Jill Sheppard Davenport, a certified nutrition specialist who works at VA hospitals in the Integrative Health and Wellness Program has first-hand knowledge of how programs like nutrition, meditation and health coaching are helping patients. “Nutrition is core to health,” she told Caucus attendees, “but not yet core to health care.” She explained how anti-inflammatory foods like ginger, sweet potato, cashew, and kale work as medicines to prevent the compounds that can cause pain and stoke the fires of inflammation.  Davenport shared three policy priorities: to expand Medicare and Medicaid reimbursement to cover nutrition for pain; to educate patients about programs like SNAP-Ed funding and the USDA nutrition guidelines to help them understand the power of food as medicine; and to use existing programs like SNAP and WIC and expand funding so providers can prescribe food as medicine.

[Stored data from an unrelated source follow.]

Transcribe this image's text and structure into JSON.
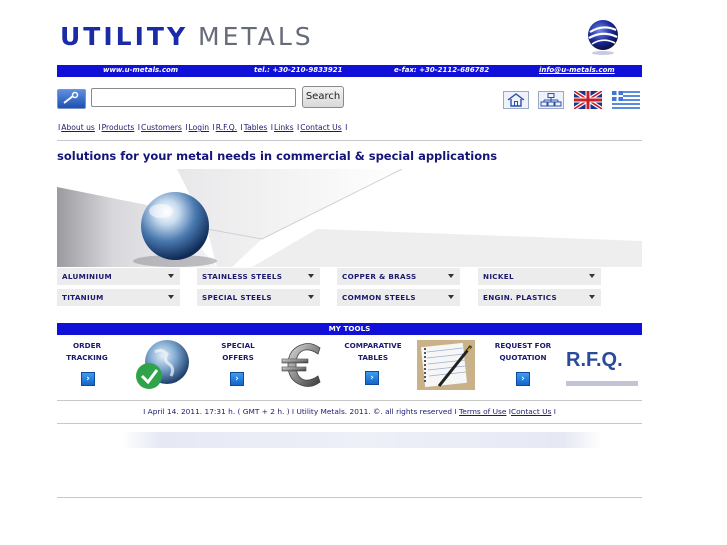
{
  "header": {
    "logo_part1": "UTILITY",
    "logo_part2": "METALS",
    "brand_color": "#1a2aa8"
  },
  "infobar": {
    "website": "www.u-metals.com",
    "tel": "tel.: +30-210-9833921",
    "fax": "e-fax: +30-2112-686782",
    "email": "info@u-metals.com"
  },
  "search": {
    "value": "",
    "button_label": "Search"
  },
  "tools_icons": [
    "home-icon",
    "sitemap-icon",
    "uk-flag-icon",
    "greek-flag-icon"
  ],
  "nav": {
    "items": [
      "About us",
      "Products",
      "Customers",
      "Login",
      "R.F.Q.",
      "Tables",
      "Links",
      "Contact Us"
    ]
  },
  "tagline": "solutions for your metal needs in commercial & special applications",
  "categories": {
    "row1": [
      "ALUMINIUM",
      "STAINLESS STEELS",
      "COPPER & BRASS",
      "NICKEL"
    ],
    "row2": [
      "TITANIUM",
      "SPECIAL STEELS",
      "COMMON STEELS",
      "ENGIN. PLASTICS"
    ]
  },
  "my_tools": {
    "title": "MY TOOLS",
    "tools": [
      {
        "line1": "ORDER",
        "line2": "TRACKING"
      },
      {
        "line1": "SPECIAL",
        "line2": "OFFERS"
      },
      {
        "line1": "COMPARATIVE",
        "line2": "TABLES"
      },
      {
        "line1": "REQUEST FOR",
        "line2": "QUOTATION"
      }
    ],
    "rfq_badge": "R.F.Q."
  },
  "footer": {
    "text": "I April 14. 2011. 17:31 h. ( GMT + 2 h. ) I Utility Metals. 2011. ©. all rights reserved I",
    "terms": "Terms of Use",
    "contact": "Contact Us"
  }
}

There is tremendous progress. The VA is in the midst of a three-year project to coordinate the efforts among care teams and look at the outcomes for these programs. Kligler noted that in 2017, the VA passed a policy mandating that evidence-based complementary/integrative health and wellness approaches are now part of VA standard medical benefits, which, at least in the VA, address the current barriers of payment for these treatments. Chiropractic has long been included in the standard of care, but this policy means that other therapies that have published evidence meeting the evidentiary bar will be covered by the VA, he noted. “That doesn’t mean we are there yet,” Kligler added. “There is a huge amount of cost and work yet to be done and the list is not yet hard and fast, but it does mean the VA is committed to cover therapies that demonstrate this evidence.”